A Global Optimization Algorithm for K-Center Clustering of One Billion Samples
Jiayang Ren, Ningning You, Kaixun Hua, Chaojie Ji, Yankai Cao
TL;DR
This work addresses the large-scale $K$-center clustering problem by introducing a tailored reduced-space branch-and-bound algorithm that guarantees finite-step convergence by branching only on the region of cluster centers. It features a two-stage decomposable lower bound with a closed-form solution, and accelerates pruning via bounds tightening, sample reduction, and parallelization, all implemented in Julia. Empirical results show the method solves datasets from $10^7$ to $10^9$ samples within 4 hours and achieves an average $25.8\%$ improvement in the objective over state-of-the-art heuristics. The approach enables globally optimal clustering at unprecedented scales, with open-source code and potential extensions to constrained variants.
Abstract
This paper presents a practical global optimization algorithm for the K-center clustering problem, which aims to select K samples as the cluster centers to minimize the maximum within-cluster distance.
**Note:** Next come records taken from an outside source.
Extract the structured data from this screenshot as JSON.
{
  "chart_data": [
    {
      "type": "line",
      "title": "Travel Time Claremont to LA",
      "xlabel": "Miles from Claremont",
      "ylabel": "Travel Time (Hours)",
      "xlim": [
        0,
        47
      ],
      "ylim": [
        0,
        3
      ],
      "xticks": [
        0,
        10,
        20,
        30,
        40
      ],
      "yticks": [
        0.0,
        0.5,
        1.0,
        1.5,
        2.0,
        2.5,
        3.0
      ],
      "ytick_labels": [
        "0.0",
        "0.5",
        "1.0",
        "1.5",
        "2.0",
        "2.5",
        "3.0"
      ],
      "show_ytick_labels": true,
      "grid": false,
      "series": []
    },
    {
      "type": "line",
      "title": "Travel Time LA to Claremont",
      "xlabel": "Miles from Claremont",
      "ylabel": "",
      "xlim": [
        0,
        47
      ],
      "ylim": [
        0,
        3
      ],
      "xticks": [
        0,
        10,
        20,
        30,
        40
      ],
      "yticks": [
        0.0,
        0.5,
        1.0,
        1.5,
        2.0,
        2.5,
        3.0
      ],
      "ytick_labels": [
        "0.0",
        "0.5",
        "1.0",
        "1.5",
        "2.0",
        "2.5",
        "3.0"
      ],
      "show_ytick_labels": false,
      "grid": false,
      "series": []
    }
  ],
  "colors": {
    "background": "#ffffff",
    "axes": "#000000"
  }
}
This algorithm is based on a reduced-space branch and bound scheme and guarantees convergence to the global optimum in a finite number of steps by only branching on the regions of centers. To improve efficiency, we have designed a two-stage decomposable lower bound, the solution of which can be derived in a closed form. In addition, we also propose several acceleration techniques to narrow down the region of centers, including bounds tightening, sample reduction, and parallelization. Extensive studies on synthetic and real-world datasets have demonstrated that our algorithm can solve the K-center problems to global optimal within 4 hours for ten million samples in the serial mode and one billion samples in the parallel mode. Moreover, compared with the state-of-the-art heuristic methods, the global optimum obtained by our algorithm can averagely reduce the objective function by 25.8% on all the synthetic and real-world datasets.